Modeling and optimization of electro-mechanical properties in 18,650 batteries using a hybrid DNN-GWO approach: integrating metrological data and simulation

Abstract

The process of optimizing lithium-ion batteries needs precise assessment of all their electro-mechanical and vibrational characteristics. The researchers present a measurement-based framework which enhances the performance of 18,650 lithium-ion cells that use graphene nanoplatelets as reinforcement material. A deep neural network (DNN) serves as the system that establishes complex connections between structural elements and their resulting performance metrics which include mechanical strength and electrical conductivity and vibrational response. The Grey Wolf Optimizer (GWO) establishes a structured approach to measurement space exploration which identifies the best system setups that achieve maximum battery capacity while maintaining dependable measurement results. The method focuses on three key aspects which include accurate measurement results and consistent measurement outcomes and methods of measuring uncertain results. The strong metrological framework establishes assessment procedures for evaluating performance improvements.

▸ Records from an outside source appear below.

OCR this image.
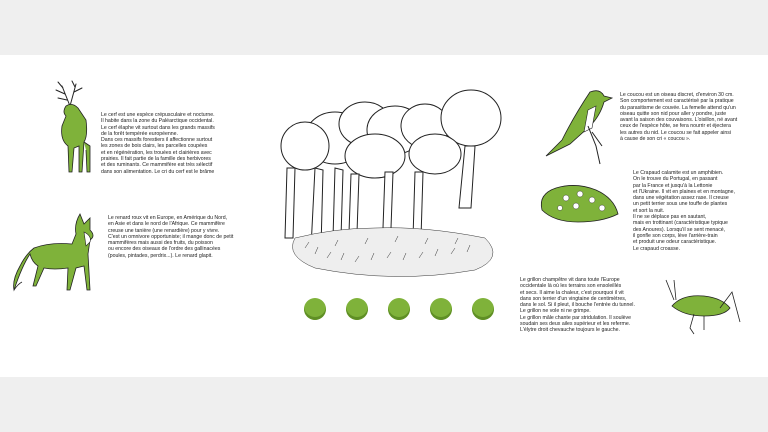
Le cerf est une espèce crépusculaire et nocturne.
Il habite dans la zone du Paléarctique occidental.
Le cerf élaphe vit surtout dans les grands massifs
de la forêt tempérée européenne.
Dans ces massifs forestiers il affectionne surtout
les zones de bois clairs, les parcelles coupées
et en régénération, les trouées et clairières avec
prairies. Il fait partie de la famille des herbivores
et des ruminants. Ce mammifère est très sélectif
dans son alimentation. Le cri du cerf est le brâme
Le renard roux vit en Europe, en Amérique du Nord,
en Asie et dans le nord de l'Afrique. Ce mammifère
creuse une tanière (une renardière) pour y vivre.
C'est un omnivore opportuniste; il mange donc de petit
mammifères mais aussi des fruits, du poisson
ou encore des oiseaux de l'ordre des gallinacées
(poules, pintades, perdrix...). Le renard glapit.
Le coucou est un oiseau discret, d'environ 30 cm.
Son comportement est caractérisé par la pratique
du parasitisme de couvée. La femelle attend qu'un
oiseau quitte son nid pour aller y pondre, juste
avant la saison des couvaisons. L'oisillon, né avant
ceux de l'espèce hôte, se fera nourrir et éjectera
les autres du nid. Le coucou se fait appeler ainsi
à cause de son cri « coucou ».
Le Crapaud calamite est un amphibien.
On le trouve du Portugal, en passant
par la France et jusqu'à la Lettonie
et l'Ukraine. Il vit en plaines et en montagne,
dans une végétation assez rase. Il creuse
un petit terrier sous une touffe de plantes
et sort la nuit.
Il ne se déplace pas en sautant,
mais en trottinant (caractéristique typique
des Anoures). Lorsqu'il se sent menacé,
il gonfle son corps, lève l'arrière-train
et produit une odeur caractéristique.
Le crapaud croasse.
Le grillon champêtre vit dans toute l'Europe
occidentale là où les terrains son ensoleillés
et secs. Il aime la chaleur, c'est pourquoi il vit
dans son terrier d'un vingtaine de centimètres,
dans le sol. Si il pleut, il bouche l'entrée du tunnel.
Le grillon ne vole ni ne grimpe.
Le grillon mâle chante par stridulation. Il soulève
soudain ses deux ailes supérieur et les referme.
L'élytre droit chevauche toujours le gauche.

The framework's ability to predict future outcomes gets confirmed through testing with separate experimental data from academic research while high-fidelity simulations show complete details about the electro-mechanical performance. The approach uses metrological principles which include accuracy and repeatability and uncertainty quantification to create a modeling and optimization system which trains the DNN using a hybrid dataset that combines experimental data with high-fidelity simulations and includes dedicated measurement noise simulation through explicit data augmentation. The measurement-guided approach achieves better results because it combines two advantages: improved accuracy and enhanced computational efficiency which surpass standard predictive and optimization methods. The research introduces an innovative measurement-based technique which uses artificial intelligence together with metrological standards to deliver precise battery performance evaluations and structured development of lithium-ion batteries.